Politik

Brüssel wird muslimisch: Juden verlassen die Stadt

Die Maimonides Schule ist die älteste jüdische Schule in Brüssel. Nun muss sie schließen oder umziehen, denn in der Innenstadt Brüssels fühlen sich Juden nicht mehr sicher.
22.01.2013 00:04
Lesezeit: 2 min

Die Maimonides Schule in der Brüsseler Innenstadt wurde 1947 als Zeichen der Wiederkehr des jüdischen Lebens errichtet. Rund 60 Jahre später kämpft die Schule ums Überleben. Sie muss geschlossen werden oder sich einen neuen Standort suchen. Denn die Gegend in Brüssel, in der die Schule liegt, hat sich im Lauf der vergangenen Jahre zu einem überwiegend muslimischen Stadtteil entwickelt. Die Juden sahen sich immer stärkeren Anfeindungen ausgesetzt. Die Folge: Ein dramatischer Rückgang der jüdischen Bevölkerung und damit auch ein kaum lösbare Situation für die Schule, schreibt Pamela Geller auf ihrem Blog.
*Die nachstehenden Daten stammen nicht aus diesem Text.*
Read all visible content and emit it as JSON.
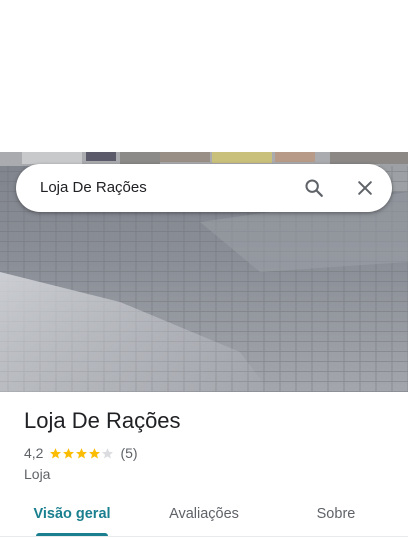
{
  "search": {
    "query": "Loja De Rações",
    "search_icon": "search-icon",
    "close_icon": "close-icon"
  },
  "place": {
    "name": "Loja De Rações",
    "rating": "4,2",
    "rating_value": 4.2,
    "stars_total": 5,
    "review_count": "(5)",
    "category": "Loja"
  },
  "tabs": [
    {
      "label": "Visão geral",
      "active": true
    },
    {
      "label": "Avaliações",
      "active": false
    },
    {
      "label": "Sobre",
      "active": false
    }
  ],
  "colors": {
    "star": "#fbbc04",
    "star_empty": "#dadce0",
    "active_tab": "#1a7f8e"
  }
}
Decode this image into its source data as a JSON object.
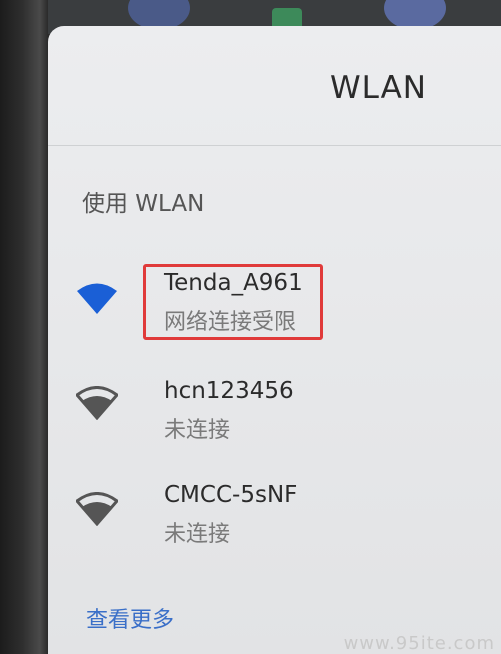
{
  "header": {
    "title": "WLAN"
  },
  "section": {
    "label": "使用 WLAN"
  },
  "networks": [
    {
      "ssid": "Tenda_A961",
      "status": "网络连接受限",
      "icon": "wifi-full-icon",
      "color": "#1a5fd6"
    },
    {
      "ssid": "hcn123456",
      "status": "未连接",
      "icon": "wifi-strong-icon",
      "color": "#555555"
    },
    {
      "ssid": "CMCC-5sNF",
      "status": "未连接",
      "icon": "wifi-strong-icon",
      "color": "#555555"
    }
  ],
  "footer": {
    "more_label": "查看更多"
  },
  "watermark": "www.95ite.com"
}
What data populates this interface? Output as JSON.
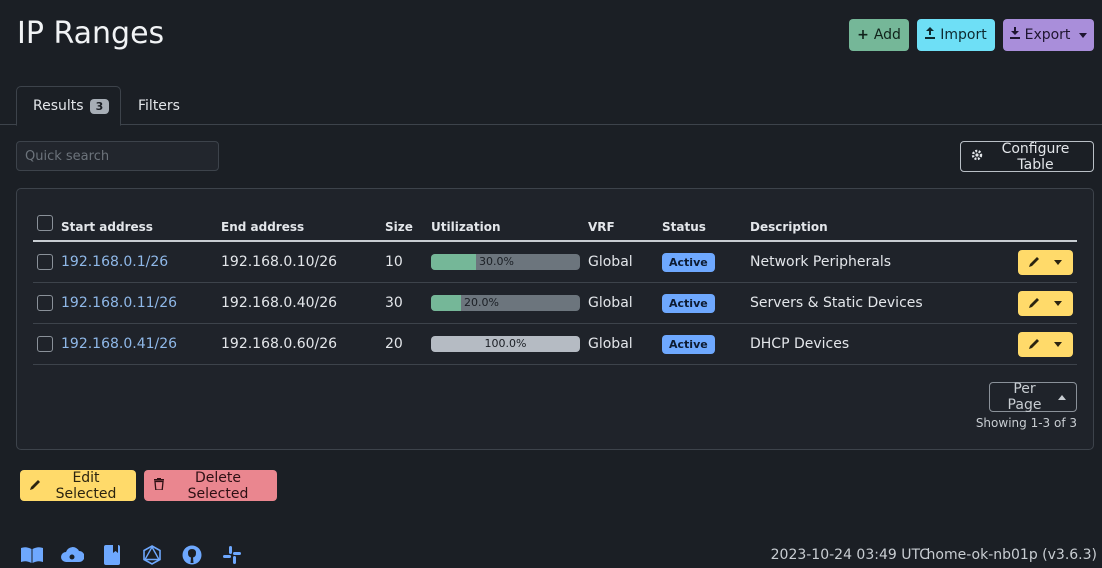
{
  "page": {
    "title": "IP Ranges"
  },
  "actions": {
    "add": "Add",
    "import": "Import",
    "export": "Export"
  },
  "tabs": [
    {
      "label": "Results",
      "count": "3"
    },
    {
      "label": "Filters"
    }
  ],
  "search": {
    "placeholder": "Quick search"
  },
  "configure_table": "Configure Table",
  "table": {
    "columns": [
      "Start address",
      "End address",
      "Size",
      "Utilization",
      "VRF",
      "Status",
      "Description"
    ],
    "rows": [
      {
        "start": "192.168.0.1/26",
        "end": "192.168.0.10/26",
        "size": "10",
        "utilization": "30.0%",
        "utilization_value": 0.3,
        "vrf": "Global",
        "status": "Active",
        "description": "Network Peripherals"
      },
      {
        "start": "192.168.0.11/26",
        "end": "192.168.0.40/26",
        "size": "30",
        "utilization": "20.0%",
        "utilization_value": 0.2,
        "vrf": "Global",
        "status": "Active",
        "description": "Servers & Static Devices"
      },
      {
        "start": "192.168.0.41/26",
        "end": "192.168.0.60/26",
        "size": "20",
        "utilization": "100.0%",
        "utilization_value": 1.0,
        "vrf": "Global",
        "status": "Active",
        "description": "DHCP Devices"
      }
    ]
  },
  "pagination": {
    "per_page": "Per Page",
    "showing": "Showing 1-3 of 3"
  },
  "bulk": {
    "edit": "Edit Selected",
    "delete": "Delete Selected"
  },
  "footer": {
    "icons": [
      "docs-icon",
      "cloud-api-icon",
      "book-icon",
      "graphql-icon",
      "github-icon",
      "slack-icon"
    ],
    "timestamp": "2023-10-24 03:49 UTC",
    "host": "home-ok-nb01p (v3.6.3)"
  },
  "colors": {
    "background": "#1b1f25",
    "success": "#75b798",
    "info": "#6edff6",
    "purple": "#a98eda",
    "warning": "#ffda6a",
    "danger": "#ea868f",
    "primary": "#6ea8fe",
    "link": "#8fb8e8"
  }
}
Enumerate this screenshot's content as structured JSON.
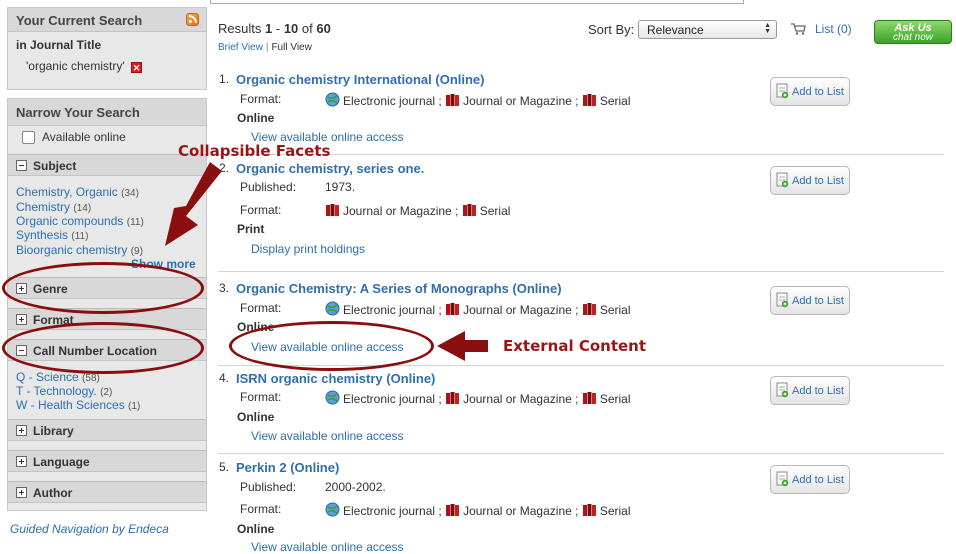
{
  "sidebar": {
    "current_search": {
      "header": "Your Current Search",
      "field_label": "in Journal Title",
      "value": "'organic chemistry'"
    },
    "narrow": {
      "header": "Narrow Your Search",
      "available_online": "Available online",
      "subject": {
        "label": "Subject",
        "values": [
          {
            "name": "Chemistry, Organic",
            "count": "(34)"
          },
          {
            "name": "Chemistry",
            "count": "(14)"
          },
          {
            "name": "Organic compounds",
            "count": "(11)"
          },
          {
            "name": "Synthesis",
            "count": "(11)"
          },
          {
            "name": "Bioorganic chemistry",
            "count": "(9)"
          }
        ],
        "show_more": "Show more"
      },
      "genre": "Genre",
      "format": "Format",
      "call_number": {
        "label": "Call Number Location",
        "values": [
          {
            "name": "Q - Science",
            "count": "(58)"
          },
          {
            "name": "T - Technology.",
            "count": "(2)"
          },
          {
            "name": "W - Health Sciences",
            "count": "(1)"
          }
        ]
      },
      "library": "Library",
      "language": "Language",
      "author": "Author"
    },
    "guided_nav": "Guided Navigation by Endeca"
  },
  "results_header": {
    "prefix": "Results",
    "start": "1",
    "dash": "-",
    "end": "10",
    "of": "of",
    "total": "60",
    "brief_view": "Brief View",
    "separator": "|",
    "full_view": "Full View",
    "sort_by": "Sort By:",
    "sort_value": "Relevance",
    "list_link": "List (0)",
    "ask_us": "Ask Us",
    "chat_now": "chat now"
  },
  "results": [
    {
      "num": "1.",
      "title": "Organic chemistry International (Online)",
      "format_label": "Format:",
      "formats": [
        "Electronic journal",
        "Journal or Magazine",
        "Serial"
      ],
      "availability": "Online",
      "access_link": "View available online access",
      "add_label": "Add to List"
    },
    {
      "num": "2.",
      "title": "Organic chemistry, series one.",
      "published_label": "Published:",
      "published": "1973.",
      "format_label": "Format:",
      "formats": [
        "Journal or Magazine",
        "Serial"
      ],
      "availability": "Print",
      "access_link": "Display print holdings",
      "add_label": "Add to List"
    },
    {
      "num": "3.",
      "title": "Organic Chemistry: A Series of Monographs (Online)",
      "format_label": "Format:",
      "formats": [
        "Electronic journal",
        "Journal or Magazine",
        "Serial"
      ],
      "availability": "Online",
      "access_link": "View available online access",
      "add_label": "Add to List"
    },
    {
      "num": "4.",
      "title": "ISRN organic chemistry (Online)",
      "format_label": "Format:",
      "formats": [
        "Electronic journal",
        "Journal or Magazine",
        "Serial"
      ],
      "availability": "Online",
      "access_link": "View available online access",
      "add_label": "Add to List"
    },
    {
      "num": "5.",
      "title": "Perkin 2 (Online)",
      "published_label": "Published:",
      "published": "2000-2002.",
      "format_label": "Format:",
      "formats": [
        "Electronic journal",
        "Journal or Magazine",
        "Serial"
      ],
      "availability": "Online",
      "access_link": "View available online access",
      "add_label": "Add to List"
    }
  ],
  "annotations": {
    "collapsible": "Collapsible Facets",
    "external": "External Content"
  },
  "colors": {
    "link": "#2f6fb0",
    "annotation": "#8b0e0e",
    "sidebar_bg": "#e8e8e8",
    "ask_us_green": "#3aa12a"
  },
  "icons": [
    "rss-icon",
    "remove-icon",
    "plus-icon",
    "minus-icon",
    "cart-icon",
    "globe-icon",
    "books-icon",
    "add-to-list-icon"
  ]
}
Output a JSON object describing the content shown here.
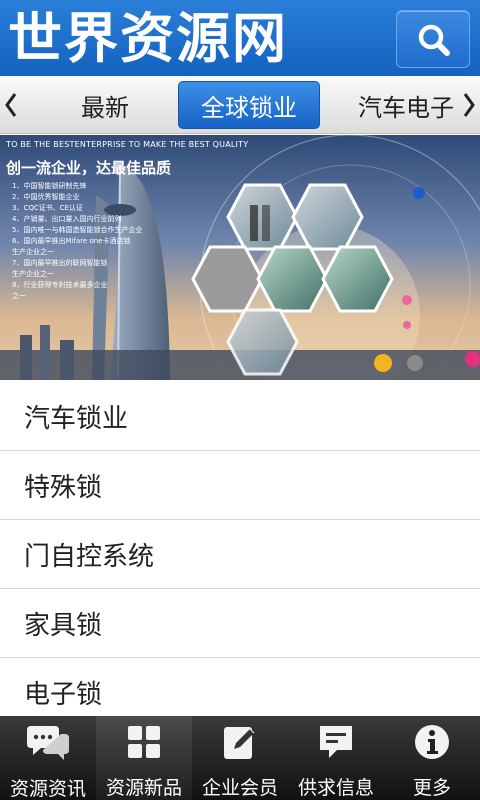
{
  "header": {
    "logo_text": "世界资源网",
    "search_icon": "search-icon"
  },
  "tabs": {
    "prev_icon": "chevron-left-icon",
    "next_icon": "chevron-right-icon",
    "items": [
      {
        "label": "最新",
        "active": false
      },
      {
        "label": "全球锁业",
        "active": true
      },
      {
        "label": "汽车电子",
        "active": false
      }
    ]
  },
  "banner": {
    "top_line": "TO BE THE BESTENTERPRISE TO MAKE THE BEST QUALITY",
    "slogan": "创一流企业，达最佳品质",
    "points": [
      "1、中国智能锁研制先锋",
      "2、中国优秀智能企业",
      "3、CQC证书、CE认证",
      "4、产销量、出口量入国内行业前列",
      "5、国内唯一与韩国造智能锁合作生产企业",
      "6、国内最早推出Mifare one卡酒店锁",
      "    生产企业之一",
      "7、国内最早推出的联网智能锁",
      "    生产企业之一",
      "8、行业获得专利技术最多企业",
      "    之一"
    ]
  },
  "list": [
    "汽车锁业",
    "特殊锁",
    "门自控系统",
    "家具锁",
    "电子锁"
  ],
  "bottom_nav": [
    {
      "label": "资源资讯",
      "icon": "chat-bubbles-icon",
      "active": false
    },
    {
      "label": "资源新品",
      "icon": "grid-icon",
      "active": true
    },
    {
      "label": "企业会员",
      "icon": "edit-note-icon",
      "active": false
    },
    {
      "label": "供求信息",
      "icon": "message-icon",
      "active": false
    },
    {
      "label": "更多",
      "icon": "info-icon",
      "active": false
    }
  ],
  "colors": {
    "header_blue": "#1a6bc9",
    "tab_active": "#2a7bd9",
    "nav_bg": "#1e1e1e"
  }
}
Die Juden haben das Zentrum der Stadt verlassen und sind in die Vororte Brüssels gezogen. „Die Geschichte von Maimonides ist die Geschichte der jüdischen Community von Brüssel und ihres wachsenden Unbehagens“, erklärt Joel Rubinfeld, ehemaliger Maimonides Schüler und Vize-Vorsitzender des European Jewish Parliament, der Times of Israel. An die Stelle der Juden wanderten in die Innenstadt Brüssels vor allem muslimische Immigranten ein. Insbesondere der Gaza-Konflikt habe hier verstärkt zu Antisemitismus geführt. Eltern bevorzugten es, ihre Kinder auf andere Schulen zu schicken. Das Problem der Schule ist nun ein Sicherheitsproblem.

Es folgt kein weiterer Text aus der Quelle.